During 1914, the store was extended, making it one of the biggest in Scotland, with a further extension being added in 1923 to incorporate a specialist men's department.

In 1925, Pettigrew retired and sold his shares to Austin Friars Investment Trust Ltd, of London (a Clarence Hatry company), which in turn sold the business in 1926 to the Scottish Drapery Corporation. The business was continued to be run as a separate company by the SDC until 1952, when the Corporation and all of its subsidiaries were purchased by House of Fraser.
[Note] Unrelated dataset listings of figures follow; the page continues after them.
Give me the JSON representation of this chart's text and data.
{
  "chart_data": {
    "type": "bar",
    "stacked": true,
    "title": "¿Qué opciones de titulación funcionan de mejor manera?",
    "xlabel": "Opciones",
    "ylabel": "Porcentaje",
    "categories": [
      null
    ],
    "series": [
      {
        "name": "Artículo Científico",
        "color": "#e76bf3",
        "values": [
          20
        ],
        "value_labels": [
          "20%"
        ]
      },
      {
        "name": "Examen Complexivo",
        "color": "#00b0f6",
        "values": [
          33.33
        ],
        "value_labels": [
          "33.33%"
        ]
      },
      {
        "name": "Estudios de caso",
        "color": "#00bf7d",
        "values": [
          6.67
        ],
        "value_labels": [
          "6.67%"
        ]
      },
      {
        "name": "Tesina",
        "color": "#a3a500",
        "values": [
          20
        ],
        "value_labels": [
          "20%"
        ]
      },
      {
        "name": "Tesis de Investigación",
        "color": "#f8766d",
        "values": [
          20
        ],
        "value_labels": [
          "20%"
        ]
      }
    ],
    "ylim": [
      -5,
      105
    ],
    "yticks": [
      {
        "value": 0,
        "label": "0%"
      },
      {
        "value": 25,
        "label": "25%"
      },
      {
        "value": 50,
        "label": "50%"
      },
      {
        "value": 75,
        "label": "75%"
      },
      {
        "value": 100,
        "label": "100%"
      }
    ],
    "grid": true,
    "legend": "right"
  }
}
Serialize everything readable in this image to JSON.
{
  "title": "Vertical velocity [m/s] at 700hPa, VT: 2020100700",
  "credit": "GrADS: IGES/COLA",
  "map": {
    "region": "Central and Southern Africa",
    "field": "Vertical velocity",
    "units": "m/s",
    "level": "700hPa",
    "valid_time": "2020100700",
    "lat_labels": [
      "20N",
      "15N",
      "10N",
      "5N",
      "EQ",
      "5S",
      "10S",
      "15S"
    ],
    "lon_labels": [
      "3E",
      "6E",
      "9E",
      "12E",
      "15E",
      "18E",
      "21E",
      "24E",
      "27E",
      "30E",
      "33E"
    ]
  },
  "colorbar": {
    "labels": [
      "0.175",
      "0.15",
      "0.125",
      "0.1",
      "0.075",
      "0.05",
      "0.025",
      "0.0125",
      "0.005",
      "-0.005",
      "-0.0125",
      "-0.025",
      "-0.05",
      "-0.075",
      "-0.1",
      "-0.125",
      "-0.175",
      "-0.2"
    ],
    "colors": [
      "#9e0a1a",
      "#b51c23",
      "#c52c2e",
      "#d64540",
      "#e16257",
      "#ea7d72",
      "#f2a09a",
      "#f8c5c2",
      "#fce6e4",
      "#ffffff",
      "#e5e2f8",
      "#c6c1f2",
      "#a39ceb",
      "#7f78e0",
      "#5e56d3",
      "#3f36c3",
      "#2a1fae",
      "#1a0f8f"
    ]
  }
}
The store continued to trade as Pettigrew & Stephens within the House of Fraser group, but its company status was wound up in 1955. In 1970, the store was moved from its location at 171-193 Sauchiehall Street to the site of Alexander Henderson, another department store recently bought by House of Fraser, as their site was earmarked for demolition (it was demolished in 1971 to make way for Sauchiehall Shopping Centre). The business continued at its new location until it closed in 1974.